Written by Teddy on May 3, 2017
We live in Central New York, where sunshine is worth its weight in gold. It’s funny how sunny days lift your spirits. In the springtime when the sun shines, car windows come down and elbows protrude. Lawnmower engines are heard, and basketball bouncing sounds emerge on the audio landscape.
Overcast skies, well they change things. Of course we here in upstate New York are used to the grey over our heads. Frequently that’s the way it is…nothing new under the sun.
I began reading the book of Ecclesiastes this week in my devotional time. Solomon writes early on in the first chapter verse nine, “So there is nothing new under the sun.”
You have to go into the book of Ecclesiastes understanding where King Solomon is coming from. If you don’t, much of what you read becomes like overcast skies…gloomy. As C.I. Scofield wrote, “Ecclesiastes is the book of man ‘under the sun’ reasoning about life.” Scofield explains that Solomon is expressing “that which is empty, without permanent value, that which leads to frustration”.
Clearly the wisest human on earth was not telling us to “throw in the towel”, because he writes in chapter two verse 24, “There is nothing better for a man than to eat and drink and tell himself that his labor is good. This also I have seen that it is from the hand of God.”
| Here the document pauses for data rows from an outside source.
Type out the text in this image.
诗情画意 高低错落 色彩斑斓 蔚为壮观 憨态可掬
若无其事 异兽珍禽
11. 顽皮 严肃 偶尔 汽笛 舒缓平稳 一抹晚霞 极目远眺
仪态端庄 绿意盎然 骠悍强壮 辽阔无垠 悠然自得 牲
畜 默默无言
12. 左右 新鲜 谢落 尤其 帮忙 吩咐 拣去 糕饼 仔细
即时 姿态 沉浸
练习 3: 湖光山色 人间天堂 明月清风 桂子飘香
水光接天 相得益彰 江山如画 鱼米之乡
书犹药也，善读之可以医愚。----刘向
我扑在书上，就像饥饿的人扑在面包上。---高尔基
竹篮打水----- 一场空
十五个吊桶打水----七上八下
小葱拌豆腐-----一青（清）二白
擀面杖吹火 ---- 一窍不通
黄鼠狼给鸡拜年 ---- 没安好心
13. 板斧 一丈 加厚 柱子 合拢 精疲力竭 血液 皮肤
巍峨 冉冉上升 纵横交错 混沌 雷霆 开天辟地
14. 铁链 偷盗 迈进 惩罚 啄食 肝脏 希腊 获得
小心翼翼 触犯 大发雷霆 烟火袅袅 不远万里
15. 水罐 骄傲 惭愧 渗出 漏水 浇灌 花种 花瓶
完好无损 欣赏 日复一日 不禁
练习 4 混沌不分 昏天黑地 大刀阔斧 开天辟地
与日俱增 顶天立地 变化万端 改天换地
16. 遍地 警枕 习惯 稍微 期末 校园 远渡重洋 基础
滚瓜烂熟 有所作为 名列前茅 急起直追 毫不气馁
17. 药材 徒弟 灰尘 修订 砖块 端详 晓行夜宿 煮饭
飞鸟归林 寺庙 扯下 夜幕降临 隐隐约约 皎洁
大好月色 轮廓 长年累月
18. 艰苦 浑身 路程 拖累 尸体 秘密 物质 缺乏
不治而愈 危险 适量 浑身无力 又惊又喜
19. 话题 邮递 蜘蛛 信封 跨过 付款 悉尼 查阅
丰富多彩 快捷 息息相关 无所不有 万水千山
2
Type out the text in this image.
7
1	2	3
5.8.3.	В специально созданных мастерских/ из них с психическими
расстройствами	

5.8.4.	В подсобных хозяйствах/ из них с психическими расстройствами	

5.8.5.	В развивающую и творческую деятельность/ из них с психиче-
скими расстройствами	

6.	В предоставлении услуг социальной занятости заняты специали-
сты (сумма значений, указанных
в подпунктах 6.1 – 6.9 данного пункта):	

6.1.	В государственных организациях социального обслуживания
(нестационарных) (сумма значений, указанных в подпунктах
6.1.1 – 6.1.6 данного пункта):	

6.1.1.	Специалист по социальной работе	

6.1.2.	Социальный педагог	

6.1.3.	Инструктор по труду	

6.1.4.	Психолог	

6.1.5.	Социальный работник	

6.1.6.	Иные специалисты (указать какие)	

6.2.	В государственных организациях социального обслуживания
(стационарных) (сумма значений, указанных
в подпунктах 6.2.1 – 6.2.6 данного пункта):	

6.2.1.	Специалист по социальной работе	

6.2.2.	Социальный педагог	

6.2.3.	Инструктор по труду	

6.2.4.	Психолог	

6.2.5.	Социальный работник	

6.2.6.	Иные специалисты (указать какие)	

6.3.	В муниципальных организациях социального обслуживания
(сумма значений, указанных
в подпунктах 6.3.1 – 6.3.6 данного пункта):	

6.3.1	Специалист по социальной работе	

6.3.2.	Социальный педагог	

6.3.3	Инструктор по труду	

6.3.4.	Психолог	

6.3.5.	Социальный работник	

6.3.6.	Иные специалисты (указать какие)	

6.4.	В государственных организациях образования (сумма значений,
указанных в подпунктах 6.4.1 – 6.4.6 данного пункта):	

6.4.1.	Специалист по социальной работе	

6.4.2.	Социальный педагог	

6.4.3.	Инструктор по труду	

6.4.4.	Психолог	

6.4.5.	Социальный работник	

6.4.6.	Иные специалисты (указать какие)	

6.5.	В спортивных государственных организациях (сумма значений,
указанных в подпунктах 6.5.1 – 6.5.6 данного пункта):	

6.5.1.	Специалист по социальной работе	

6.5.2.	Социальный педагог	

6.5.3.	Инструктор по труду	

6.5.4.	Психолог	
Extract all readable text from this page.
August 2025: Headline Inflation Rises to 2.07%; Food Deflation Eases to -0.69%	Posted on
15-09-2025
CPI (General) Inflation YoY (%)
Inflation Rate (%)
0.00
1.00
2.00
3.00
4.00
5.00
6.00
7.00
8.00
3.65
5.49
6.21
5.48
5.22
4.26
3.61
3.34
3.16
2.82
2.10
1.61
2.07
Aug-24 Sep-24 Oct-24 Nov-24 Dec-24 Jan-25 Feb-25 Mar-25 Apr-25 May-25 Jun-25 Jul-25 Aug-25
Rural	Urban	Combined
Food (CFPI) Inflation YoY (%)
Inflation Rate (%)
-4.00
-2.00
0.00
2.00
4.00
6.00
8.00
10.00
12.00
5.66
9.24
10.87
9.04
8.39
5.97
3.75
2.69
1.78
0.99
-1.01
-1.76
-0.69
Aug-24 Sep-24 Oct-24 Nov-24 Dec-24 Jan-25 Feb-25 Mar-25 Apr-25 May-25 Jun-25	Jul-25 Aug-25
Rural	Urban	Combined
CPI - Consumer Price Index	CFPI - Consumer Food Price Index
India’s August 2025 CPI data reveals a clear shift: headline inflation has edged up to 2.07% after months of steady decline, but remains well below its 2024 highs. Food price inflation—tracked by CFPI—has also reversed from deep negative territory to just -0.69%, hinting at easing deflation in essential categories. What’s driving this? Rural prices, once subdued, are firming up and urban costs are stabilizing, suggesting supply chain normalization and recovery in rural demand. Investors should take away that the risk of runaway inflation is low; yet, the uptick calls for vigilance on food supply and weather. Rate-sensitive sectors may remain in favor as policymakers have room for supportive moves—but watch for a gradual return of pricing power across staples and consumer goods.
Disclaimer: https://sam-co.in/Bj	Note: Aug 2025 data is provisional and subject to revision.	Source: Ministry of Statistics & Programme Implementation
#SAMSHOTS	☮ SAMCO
At first glance Solomon’s Ecclesiastes (meaning “preacher”) seems to be a dichotomy. All is vanity, yet life is worth its rewards. But simply put, when all is said and done, we need to realize that God has written “eternity in our hearts”, and this is just the beginning of it all. Hear Solomon’s conclusion:
“Let us hear the conclusion of the whole matter: Fear God, and keep His commandments; for this is the whole duty of man. For God will bring every work into judgement, with every secret thing, whether it be good, or whether it be evil.”
Here in upstate NY, the cloudy days will likely always be, “nothing new under the sun.” But then again, that’s life here in the northeast, and ecclesiastically speaking, that’s life for the whole world.